Héroïque. Connaissant les chances de survie minimes des adultes, Irena Sendler tente de sauver au moins les enfants. Son père médecin lui avait enseigné le devoir «d’aider ceux qui se noient» et appris à «distinguer les hommes seulement entre bons et mauvais, jamais selon leur religion ou leur nationalité». «Quand je proposais aux familles de sauver leur enfant, les réactions étaient tragiques, a-t-elle écrit. Les mères n’imaginaient point de se séparer de leur enfant, préférant mourir ensemble. Celles qui ont pris cette décision ont fait preuve du plus grand héroïsme.» «Ma mère biologique a justement décidé de me donner cette chance. C’était une décision héroïque et tout à fait consciente», dit Elzbieta Ficowska. Elle n’a aucune photo de sa mère. Juste une petite cuillère en argent, gravée de son diminutif et de sa date de naissance, que sa mère avait mise dans le coffre. «C’est la cuillère du bonheur et elle m’a en effet porté bonheur toute ma vie», dit-elle.

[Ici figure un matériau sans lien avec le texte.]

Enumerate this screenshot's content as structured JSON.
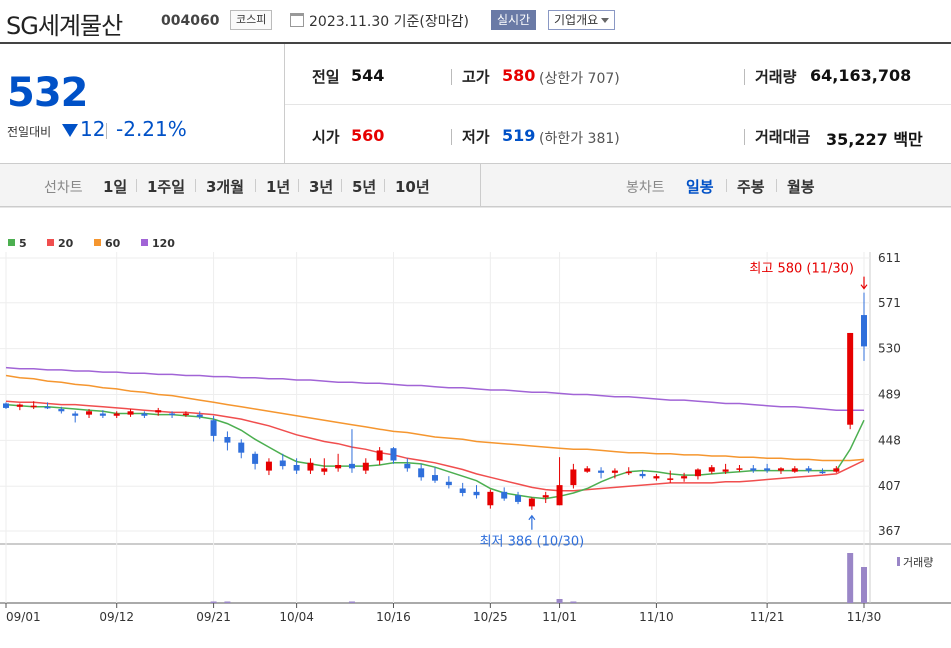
{
  "header": {
    "stock_name": "SG세계물산",
    "stock_code": "004060",
    "market": "코스피",
    "date": "2023.11.30 기준(장마감)",
    "realtime_label": "실시간",
    "overview_label": "기업개요"
  },
  "summary": {
    "price": "532",
    "change_label": "전일대비",
    "change_value": "12",
    "change_pct": "-2.21%",
    "prev_label": "전일",
    "prev_value": "544",
    "high_label": "고가",
    "high_value": "580",
    "upper_limit": "(상한가 707)",
    "volume_label": "거래량",
    "volume_value": "64,163,708",
    "open_label": "시가",
    "open_value": "560",
    "low_label": "저가",
    "low_value": "519",
    "lower_limit": "(하한가 381)",
    "amount_label": "거래대금",
    "amount_value": "35,227 백만"
  },
  "period": {
    "line_label": "선차트",
    "line_options": [
      "1일",
      "1주일",
      "3개월",
      "1년",
      "3년",
      "5년",
      "10년"
    ],
    "candle_label": "봉차트",
    "candle_options": [
      "일봉",
      "주봉",
      "월봉"
    ],
    "active_candle": "일봉"
  },
  "colors": {
    "up": "#e60000",
    "down": "#2f6fdb",
    "ma5": "#4caf50",
    "ma20": "#f04e4e",
    "ma60": "#f5962f",
    "ma120": "#a164d6",
    "volume": "#9a86c7"
  },
  "chart_data": {
    "type": "candlestick",
    "ylim": [
      367,
      611
    ],
    "yticks": [
      611,
      571,
      530,
      489,
      448,
      407,
      367
    ],
    "xticks": [
      {
        "label": "09/01",
        "i": 0
      },
      {
        "label": "09/12",
        "i": 8
      },
      {
        "label": "09/21",
        "i": 15
      },
      {
        "label": "10/04",
        "i": 21
      },
      {
        "label": "10/16",
        "i": 28
      },
      {
        "label": "10/25",
        "i": 35
      },
      {
        "label": "11/01",
        "i": 40
      },
      {
        "label": "11/10",
        "i": 47
      },
      {
        "label": "11/21",
        "i": 55
      },
      {
        "label": "11/30",
        "i": 62
      }
    ],
    "legend": [
      {
        "name": "5",
        "color": "#4caf50"
      },
      {
        "name": "20",
        "color": "#f04e4e"
      },
      {
        "name": "60",
        "color": "#f5962f"
      },
      {
        "name": "120",
        "color": "#a164d6"
      }
    ],
    "annotations": {
      "high": {
        "text": "최고 580 (11/30)",
        "i": 62,
        "value": 580
      },
      "low": {
        "text": "최저 386 (10/30)",
        "i": 38,
        "value": 386
      }
    },
    "volume_label": "거래량",
    "candles": [
      [
        481,
        482,
        476,
        477
      ],
      [
        478,
        481,
        475,
        480
      ],
      [
        479,
        483,
        476,
        479
      ],
      [
        478,
        482,
        476,
        477
      ],
      [
        476,
        478,
        472,
        474
      ],
      [
        472,
        474,
        464,
        470
      ],
      [
        471,
        476,
        468,
        474
      ],
      [
        472,
        475,
        468,
        470
      ],
      [
        470,
        474,
        468,
        472
      ],
      [
        471,
        476,
        469,
        474
      ],
      [
        472,
        474,
        468,
        470
      ],
      [
        473,
        477,
        470,
        475
      ],
      [
        472,
        474,
        468,
        471
      ],
      [
        471,
        474,
        469,
        472
      ],
      [
        471,
        474,
        467,
        469
      ],
      [
        466,
        470,
        447,
        452
      ],
      [
        451,
        456,
        439,
        446
      ],
      [
        446,
        449,
        432,
        437
      ],
      [
        436,
        438,
        422,
        427
      ],
      [
        421,
        432,
        417,
        429
      ],
      [
        430,
        436,
        422,
        425
      ],
      [
        426,
        432,
        418,
        421
      ],
      [
        421,
        432,
        418,
        428
      ],
      [
        420,
        432,
        417,
        423
      ],
      [
        423,
        436,
        420,
        426
      ],
      [
        427,
        458,
        419,
        423
      ],
      [
        421,
        432,
        418,
        428
      ],
      [
        430,
        442,
        426,
        439
      ],
      [
        441,
        442,
        427,
        430
      ],
      [
        427,
        432,
        420,
        423
      ],
      [
        423,
        427,
        412,
        415
      ],
      [
        417,
        424,
        410,
        412
      ],
      [
        411,
        416,
        405,
        408
      ],
      [
        405,
        410,
        398,
        401
      ],
      [
        402,
        408,
        396,
        399
      ],
      [
        390,
        404,
        387,
        402
      ],
      [
        402,
        406,
        394,
        396
      ],
      [
        399,
        402,
        391,
        393
      ],
      [
        389,
        397,
        386,
        396
      ],
      [
        397,
        402,
        392,
        399
      ],
      [
        390,
        433,
        390,
        408
      ],
      [
        408,
        427,
        405,
        422
      ],
      [
        420,
        425,
        419,
        423
      ],
      [
        421,
        424,
        414,
        419
      ],
      [
        419,
        423,
        414,
        421
      ],
      [
        419,
        424,
        417,
        420
      ],
      [
        418,
        421,
        414,
        416
      ],
      [
        414,
        418,
        412,
        416
      ],
      [
        414,
        421,
        410,
        414
      ],
      [
        414,
        419,
        411,
        416
      ],
      [
        416,
        423,
        413,
        422
      ],
      [
        420,
        426,
        418,
        424
      ],
      [
        420,
        427,
        418,
        422
      ],
      [
        422,
        426,
        420,
        423
      ],
      [
        423,
        426,
        419,
        421
      ],
      [
        423,
        427,
        419,
        421
      ],
      [
        421,
        424,
        418,
        423
      ],
      [
        420,
        425,
        419,
        423
      ],
      [
        423,
        425,
        419,
        421
      ],
      [
        420,
        423,
        418,
        419
      ],
      [
        420,
        425,
        419,
        423
      ],
      [
        462,
        544,
        458,
        544
      ],
      [
        560,
        580,
        519,
        532
      ]
    ],
    "ma5": [
      480,
      479,
      478,
      478,
      477,
      476,
      475,
      474,
      472,
      472,
      472,
      471,
      471,
      470,
      469,
      467,
      463,
      457,
      449,
      442,
      435,
      429,
      427,
      425,
      425,
      425,
      425,
      426,
      428,
      428,
      427,
      424,
      420,
      416,
      412,
      405,
      401,
      399,
      397,
      396,
      398,
      401,
      405,
      411,
      416,
      420,
      421,
      420,
      418,
      417,
      417,
      418,
      419,
      420,
      421,
      421,
      421,
      421,
      421,
      421,
      421,
      440,
      466
    ],
    "ma20": [
      483,
      482,
      482,
      481,
      480,
      480,
      479,
      478,
      477,
      476,
      475,
      474,
      473,
      473,
      472,
      471,
      469,
      467,
      464,
      461,
      457,
      453,
      450,
      447,
      445,
      442,
      440,
      437,
      435,
      432,
      430,
      428,
      425,
      422,
      418,
      415,
      412,
      409,
      406,
      404,
      403,
      403,
      404,
      405,
      406,
      407,
      408,
      409,
      410,
      410,
      410,
      410,
      411,
      411,
      412,
      413,
      414,
      415,
      416,
      417,
      418,
      424,
      430
    ],
    "ma60": [
      506,
      504,
      503,
      501,
      500,
      498,
      497,
      495,
      494,
      492,
      491,
      489,
      488,
      486,
      484,
      482,
      480,
      478,
      476,
      474,
      472,
      470,
      468,
      466,
      464,
      462,
      460,
      458,
      456,
      455,
      453,
      451,
      450,
      449,
      447,
      446,
      445,
      444,
      443,
      442,
      441,
      440,
      440,
      439,
      438,
      437,
      437,
      436,
      436,
      435,
      435,
      434,
      434,
      433,
      433,
      432,
      432,
      431,
      431,
      430,
      430,
      430,
      431
    ],
    "ma120": [
      513,
      512,
      512,
      511,
      511,
      510,
      510,
      509,
      509,
      508,
      508,
      507,
      507,
      506,
      506,
      505,
      505,
      504,
      504,
      503,
      503,
      502,
      502,
      501,
      500,
      500,
      499,
      499,
      498,
      497,
      497,
      496,
      495,
      495,
      494,
      493,
      493,
      492,
      491,
      491,
      490,
      489,
      489,
      488,
      487,
      487,
      486,
      485,
      484,
      484,
      483,
      482,
      481,
      481,
      480,
      479,
      478,
      478,
      477,
      476,
      475,
      475,
      475
    ],
    "volume": [
      0.02,
      0.02,
      0.02,
      0.02,
      0.02,
      0.02,
      0.02,
      0.02,
      0.02,
      0.02,
      0.02,
      0.02,
      0.02,
      0.02,
      0.02,
      0.03,
      0.03,
      0.02,
      0.02,
      0.02,
      0.02,
      0.02,
      0.02,
      0.02,
      0.02,
      0.03,
      0.02,
      0.02,
      0.02,
      0.02,
      0.02,
      0.02,
      0.02,
      0.02,
      0.02,
      0.02,
      0.02,
      0.02,
      0.02,
      0.02,
      0.08,
      0.03,
      0.02,
      0.02,
      0.02,
      0.02,
      0.02,
      0.02,
      0.02,
      0.02,
      0.02,
      0.02,
      0.02,
      0.02,
      0.02,
      0.02,
      0.02,
      0.02,
      0.02,
      0.02,
      0.02,
      1.0,
      0.72
    ]
  }
}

Après avoir reçu des calmants, les enfants en bas âges étaient cachés dans des valises ou des coffres. Les plus grands passaient avec un guide par les égouts ou les caves de maisons voisinant le ghetto… Seuls les jeunes de plus de 16 ans rejoignaient le maquis. «Avant de placer un enfant dans une famille ou un couvent, il fallait bien nous préparer à nous comporter comme des Polonais catholiques. Il fallait apprendre nos nouveaux nom et prénom mais aussi le Pater Noster en polonais ou le signe de croix», explique Elzbieta Ficowska.

Irena Sendler archivait minutieusement tous les noms des enfants et des familles sur des papiers qu’elle enterrait. Arrêtée par la gestapo en octobre 1943 et torturée, elle ne parle pas. Après la guerre, elle remet les noms des enfants à Adolf Berman, le président du Comité central des Juifs en Pologne. Les enfants vivent de nouveaux drames. Peu retrouvent leurs parents, certains sont récupérés par des membres de famille éloignés. Ils doivent quitter les familles adoptives qui les ont aimés et qu’ils ont commencé à aimer. Beaucoup émigrent en Palestine. «Il y a sûrement encore quelque part en Pologne des enfants qui n’ont jamais su leur vraie histoire», dit Ficowska, qui préside l’association des Enfants de l’Holocauste.

Peu connue. Longtemps Irena Sendler, qui a reçu en 1965 le titre de Juste parmi les Nations décerné par le Mémorial israélien de l’Holocauste à Yad Vashem, est restée peu connue en Pologne. Ceux qui avaient sauvé des Juifs n’étaient pas bien vus à l’époque communiste, surtout au moment des purges antisémites de 1968. Ces dernières années, la Pologne a donc voulu rattraper ce retard et le Sénat lui a rendu un hommage solennel. Le pays veut montrer au monde qu’il ne se réduit pas au pogrom de Jedwabne, où des Juifs furent brûlés par leurs voisins polonais. Au Mémorial de Yad Vashem, 6 005 Polonais ont leur arbres, sur un total de 21 758, faisant de la Pologne le pays le plus représenté.